Last year’s winner, St. Louis-based Edward Jones slipped to fifth place as its rating on investment performance declined.

“The competition is catching up with us, and in some instances have passed us by a little bit,” John Beuerlein, a general partner at Edward Jones, who is responsible for client satisfaction, said in a telephone interview.

Last Place

The lowest scoring firm was New York-based Citigroup Inc., at No. 13 with a score of 670. Citigroup wasn’t ranked in last year’s survey.

“We take the feedback we receive from our clients very seriously,” Will Howle, chief operating officer of North America Consumer and Commercial Banking for Citigroup, said in an e-mailed statement. “Our aspiration is to lead in client satisfaction.”

Chase Investment Services Corp., a unit of New York-based JPMorgan Chase & Co., was next to last with a score of 704, after taking the bottom spot in the 2010 survey.

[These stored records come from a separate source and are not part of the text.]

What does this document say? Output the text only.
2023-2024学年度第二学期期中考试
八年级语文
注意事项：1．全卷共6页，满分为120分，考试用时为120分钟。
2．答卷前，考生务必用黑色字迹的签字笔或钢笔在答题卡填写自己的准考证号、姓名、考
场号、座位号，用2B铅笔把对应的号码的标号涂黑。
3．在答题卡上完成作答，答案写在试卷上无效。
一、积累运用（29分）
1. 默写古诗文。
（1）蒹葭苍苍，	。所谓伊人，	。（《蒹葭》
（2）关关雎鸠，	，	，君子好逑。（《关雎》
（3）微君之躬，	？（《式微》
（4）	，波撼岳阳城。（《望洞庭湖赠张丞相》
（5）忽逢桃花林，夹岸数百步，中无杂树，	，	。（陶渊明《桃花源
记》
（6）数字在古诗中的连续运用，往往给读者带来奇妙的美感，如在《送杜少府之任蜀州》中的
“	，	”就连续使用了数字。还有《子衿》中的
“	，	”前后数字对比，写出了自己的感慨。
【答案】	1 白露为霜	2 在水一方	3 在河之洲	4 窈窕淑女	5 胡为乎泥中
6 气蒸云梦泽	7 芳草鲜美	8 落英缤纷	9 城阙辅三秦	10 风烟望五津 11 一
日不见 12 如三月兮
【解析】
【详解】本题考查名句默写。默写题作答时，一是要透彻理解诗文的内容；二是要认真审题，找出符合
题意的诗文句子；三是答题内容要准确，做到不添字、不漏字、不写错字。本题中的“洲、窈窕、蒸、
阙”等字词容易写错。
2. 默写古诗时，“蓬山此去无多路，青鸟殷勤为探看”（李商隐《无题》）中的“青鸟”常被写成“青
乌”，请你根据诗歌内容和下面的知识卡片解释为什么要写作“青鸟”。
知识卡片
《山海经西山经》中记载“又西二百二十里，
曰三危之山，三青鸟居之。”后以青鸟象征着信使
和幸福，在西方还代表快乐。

Bank of America Corp.’s Merrill Lynch rose to ninth place with a score of 758, from its ranking of 11th last year. Morgan Stanley Smith Barney and Wells Fargo & Co.’s Wells Fargo Advisors also scored below the industry average, coming in 10th and 11th, respectively.

More than half of Americans surveyed said their retirement portfolios haven’t yet recovered from the 2009 market lows, according to a study released earlier this week from Edward Jones.

Managing Expectations

“What we’ve seen is it’s not the dollar-for-dollar performance, it’s the ability of the adviser to manage the expectations of the investor,” that contributes more to a positive rating, said Lo of J.D. Power.

About 40 percent of Americans surveyed are less trusting of financial planners than they were three years ago, according to a report released today by the Certified Financial Planner Board of Standards Inc., which administers the Certified Financial Planner designation.

The J.D. Power report also found that 85 percent of full- service investors haven’t heard of or don’t understand the difference between a fiduciary and a suitability standard. Brokers generally are held to a suitability standard that calls for advice that meets their clients’ needs when a product is sold, instead of the fiduciary duty followed by registered investment advisers to put their clients’ best interests first.